Working to a plan which includes continuing to act in the best interests of its 60,000 members and the communities around it, the Society continues to keep ahead of the tight regulatory environment. Its manual underwriting capability supports the recommendations made by the Mortgage Market Review (MMR) while it continues to safeguard members' assets through good governance, encouraged by rigorous board standards.

Ipswich Building Society, Chief Executive, Paul Winter comments:

"We are offering an alternative to large financial institutions, challenging the status quo by committing to a branch network and offering members products you'd be hard-pressed to find elsewhere.

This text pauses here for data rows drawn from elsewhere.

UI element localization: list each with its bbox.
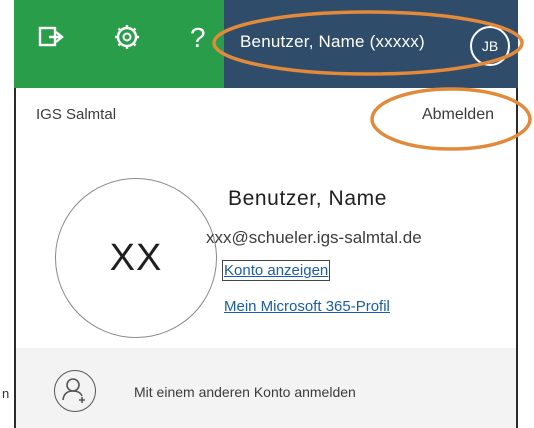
help-icon[interactable]: ? <box>190 22 206 54</box>
sign-out-link[interactable]: Abmelden <box>422 106 494 124</box>
email-address: xxx@schueler.igs-salmtal.de <box>206 228 422 247</box>
view-account-link[interactable]: Konto anzeigen <box>221 260 331 281</box>
gear-icon[interactable] <box>112 22 142 57</box>
add-account-icon <box>54 370 96 412</box>
user-initials-badge[interactable]: JB <box>470 26 510 66</box>
top-bar: ? Benutzer, Name (xxxxx) JB <box>14 0 518 88</box>
m365-profile-link[interactable]: Mein Microsoft 365-Profil <box>224 298 390 315</box>
account-header[interactable]: Benutzer, Name (xxxxx) JB <box>224 0 518 88</box>
display-name: Benutzer, Name <box>228 187 387 210</box>
compose-send-icon[interactable] <box>36 22 66 57</box>
header-user-name[interactable]: Benutzer, Name (xxxxx) <box>240 32 425 52</box>
app-toolbar: ? <box>14 0 224 88</box>
avatar: XX <box>55 178 217 338</box>
edge-text-fragment: n <box>2 386 10 401</box>
other-account-label: Mit einem anderen Konto anmelden <box>134 384 356 400</box>
organization-name: IGS Salmtal <box>36 106 117 123</box>
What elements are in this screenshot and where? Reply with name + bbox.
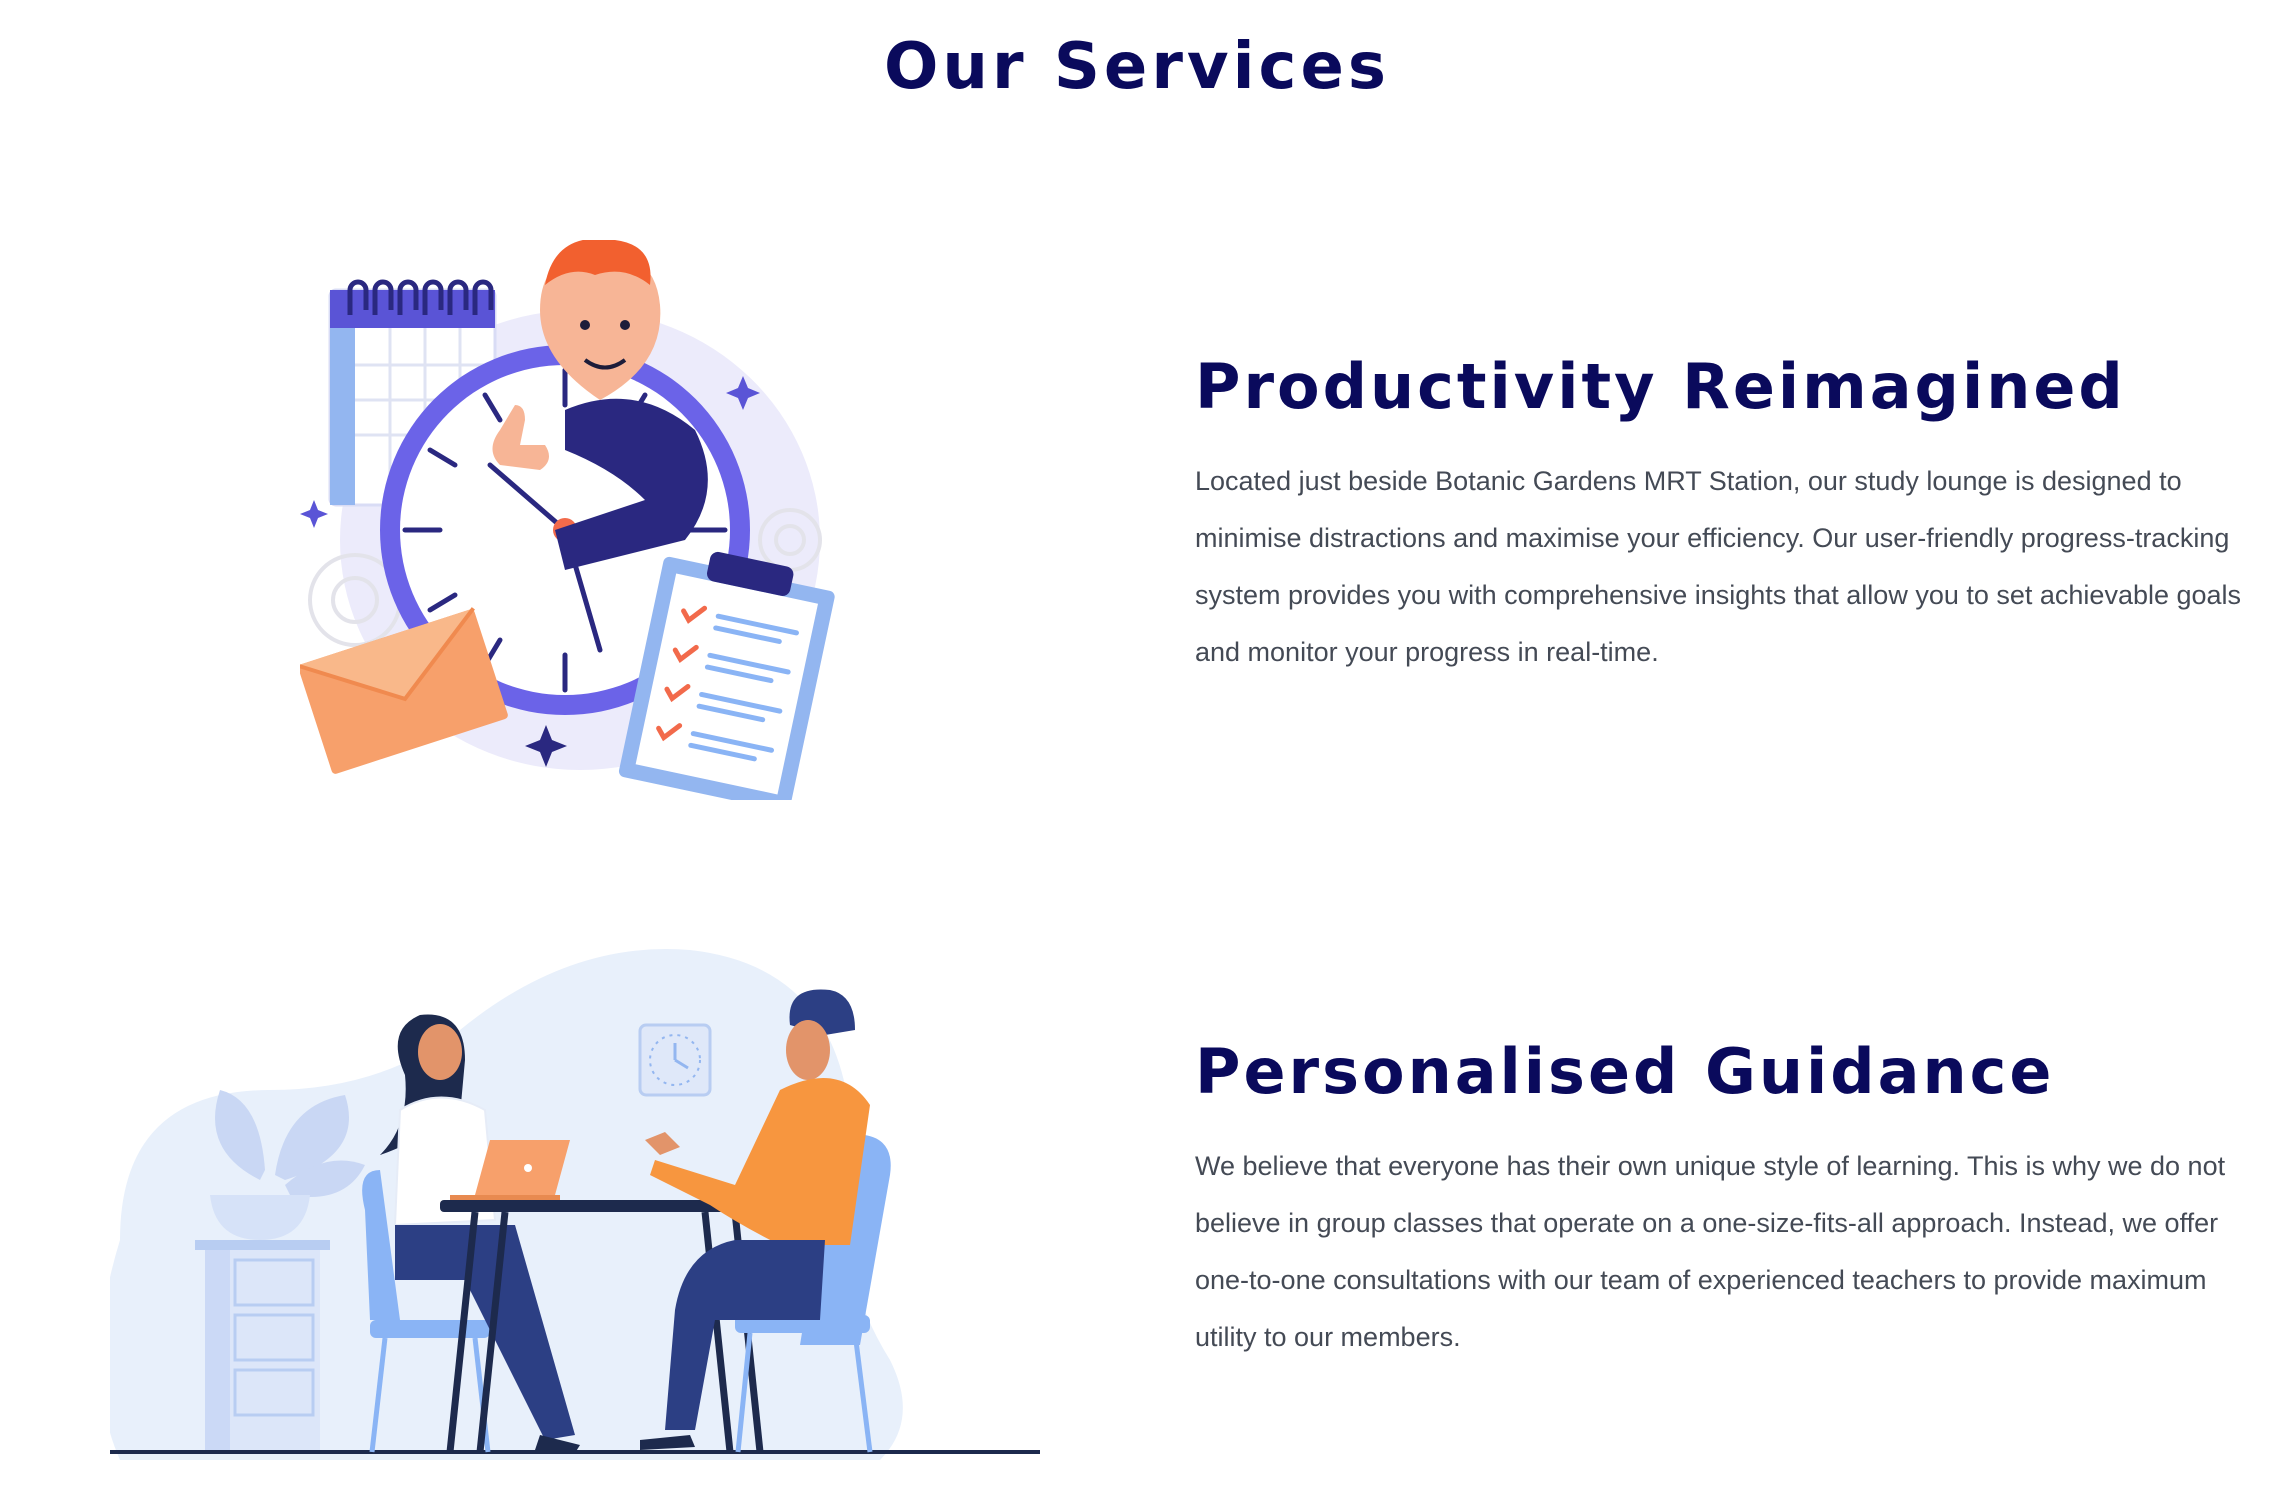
service-description: We believe that everyone has their own u… [1195,1151,2226,1352]
page-title: Our Services [884,30,1390,104]
service-description: Located just beside Botanic Gardens MRT … [1195,466,2242,667]
service-productivity: Productivity Reimagined Located just bes… [0,238,2274,820]
consultation-meeting-illustration [100,940,1050,1480]
service-heading: Productivity Reimagined [1195,350,2126,423]
service-heading: Personalised Guidance [1195,1035,2055,1108]
service-productivity-text: Productivity Reimagined Located just bes… [1195,350,2245,681]
clock-calendar-checklist-illustration [296,238,860,812]
service-guidance: Personalised Guidance We believe that ev… [0,930,2274,1500]
service-guidance-text: Personalised Guidance We believe that ev… [1195,1035,2245,1366]
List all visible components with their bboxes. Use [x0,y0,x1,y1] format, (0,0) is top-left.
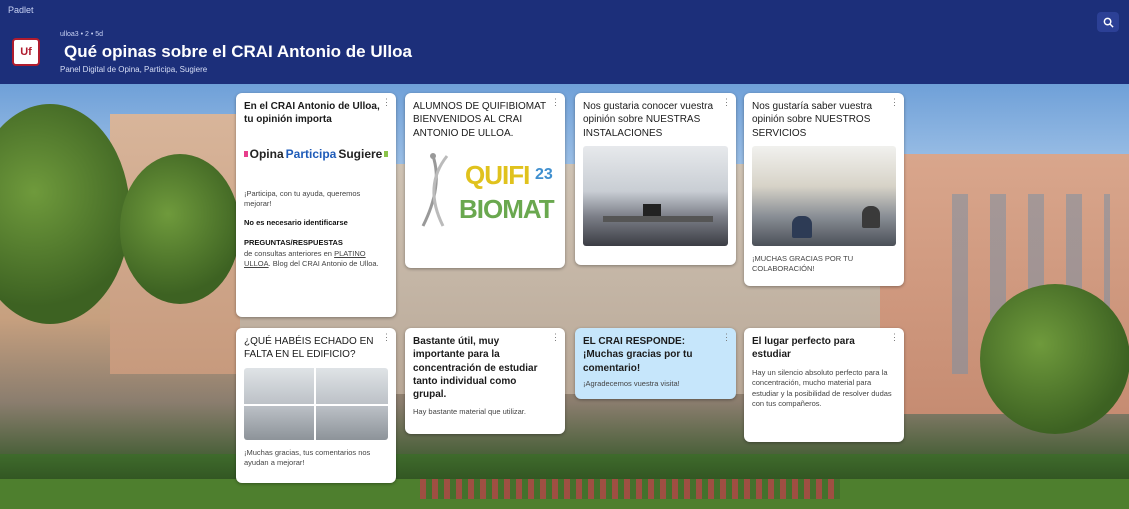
post-title: Nos gustaría saber vuestra opinión sobre… [752,101,873,139]
post-card[interactable]: ⋮ Nos gustaría saber vuestra opinión sob… [744,93,904,286]
year-text: 23 [535,165,553,183]
more-vertical-icon[interactable]: ⋮ [551,97,560,108]
more-vertical-icon[interactable]: ⋮ [551,332,560,343]
post-text: ¡Muchas gracias, tus comentarios nos ayu… [244,447,371,468]
post-title: Nos gustaria conocer vuestra opinión sob… [583,101,714,139]
search-button[interactable] [1097,12,1119,32]
post-card[interactable]: ⋮ El lugar perfecto para estudiar Hay un… [744,328,904,442]
post-card-highlight[interactable]: ⋮ EL CRAI RESPONDE: ¡Muchas gracias por … [575,328,736,399]
more-vertical-icon[interactable]: ⋮ [722,332,731,343]
search-icon [1103,17,1114,28]
post-text: PREGUNTAS/RESPUESTAS [244,238,343,248]
board-avatar: Uf [12,38,40,66]
biomat-text: BIOMAT [459,193,555,224]
post-text: ¡Agradecemos vuestra visita! [583,378,680,388]
more-vertical-icon[interactable]: ⋮ [382,332,391,343]
post-card[interactable]: ⋮ Nos gustaria conocer vuestra opinión s… [575,93,736,265]
more-vertical-icon[interactable]: ⋮ [382,97,391,108]
quifibiomat-logo: QUIFI BIOMAT 23 [413,146,557,238]
post-text: Hay un silencio absoluto perfecto para l… [752,367,892,409]
post-title: En el CRAI Antonio de Ulloa, tu opinión … [244,101,380,126]
more-vertical-icon[interactable]: ⋮ [722,97,731,108]
post-card[interactable]: ⋮ En el CRAI Antonio de Ulloa, tu opinió… [236,93,396,317]
post-title: El lugar perfecto para estudiar [752,336,855,361]
board-title: Qué opinas sobre el CRAI Antonio de Ullo… [64,42,412,61]
post-text: Hay bastante material que utilizar. [413,407,526,417]
library-photo [752,145,896,246]
post-text: de consultas anteriores en PLATINO ULLOA… [244,248,379,269]
board-meta: ulloa3 • 2 • 5d [60,31,104,38]
post-title: ALUMNOS DE QUIFIBIOMAT BIENVENIDOS AL CR… [413,101,546,139]
padlet-brand[interactable]: Padlet [8,5,34,15]
library-photo [583,145,728,246]
post-text: ¡Participa, con tu ayuda, queremos mejor… [244,188,361,209]
quifi-text: QUIFI [465,159,530,190]
board-header: Padlet Uf ulloa3 • 2 • 5d Qué opinas sob… [0,0,1129,84]
post-card[interactable]: ⋮ Bastante útil, muy importante para la … [405,328,565,434]
post-title: ¿QUÉ HABÉIS ECHADO EN FALTA EN EL EDIFIC… [244,336,374,361]
more-vertical-icon[interactable]: ⋮ [890,97,899,108]
tree [980,284,1129,434]
more-vertical-icon[interactable]: ⋮ [890,332,899,343]
flower-bed [420,479,840,499]
post-title: Bastante útil, muy importante para la co… [413,336,538,401]
post-card[interactable]: ⋮ ALUMNOS DE QUIFIBIOMAT BIENVENIDOS AL … [405,93,565,268]
board-subtitle: Panel Digital de Opina, Participa, Sugie… [60,65,208,74]
post-title: EL CRAI RESPONDE: ¡Muchas gracias por tu… [583,336,693,374]
post-text: ¡MUCHAS GRACIAS POR TU COLABORACIÓN! [752,253,854,274]
post-text: No es necesario identificarse [244,217,348,227]
tree [120,154,240,304]
opina-participa-sugiere-logo: Opina Participa Sugiere [244,133,388,175]
building-interior-photo [244,367,388,440]
post-card[interactable]: ⋮ ¿QUÉ HABÉIS ECHADO EN FALTA EN EL EDIF… [236,328,396,483]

"We're improving performance and working to plan. We continue to offer a helping hand to our communities. Business leaders should not focus solely on profits. A healthy business is related to a community which supports and appreciates the products it offers."

Financial results highlights:

  • Balance sheet growth of 4.3%, rising to £601 million in 2013
  • Increased total profits, (before tax) of £3 million
  • Increased mortgages and savings balances, (mortgage balances increased £21 million and savings balances increased £25 million)
  • Increased capital supporting growth, capital increased to £33 million from £31 million in 2012

Offering a helping hand:

  • Fundraising, raising £37,500 in 2013
  • Volunteering, 323 hours in 2013
  • Continuing to offer low deposit mortgages in the Society's heartland
  • Supporting sweat equity projects locally
  • Supporting financial literacy through 'Money Days' scheme and 'My Puppy app'

Your home may be repossessed if you do not keep up repayments on your mortgage.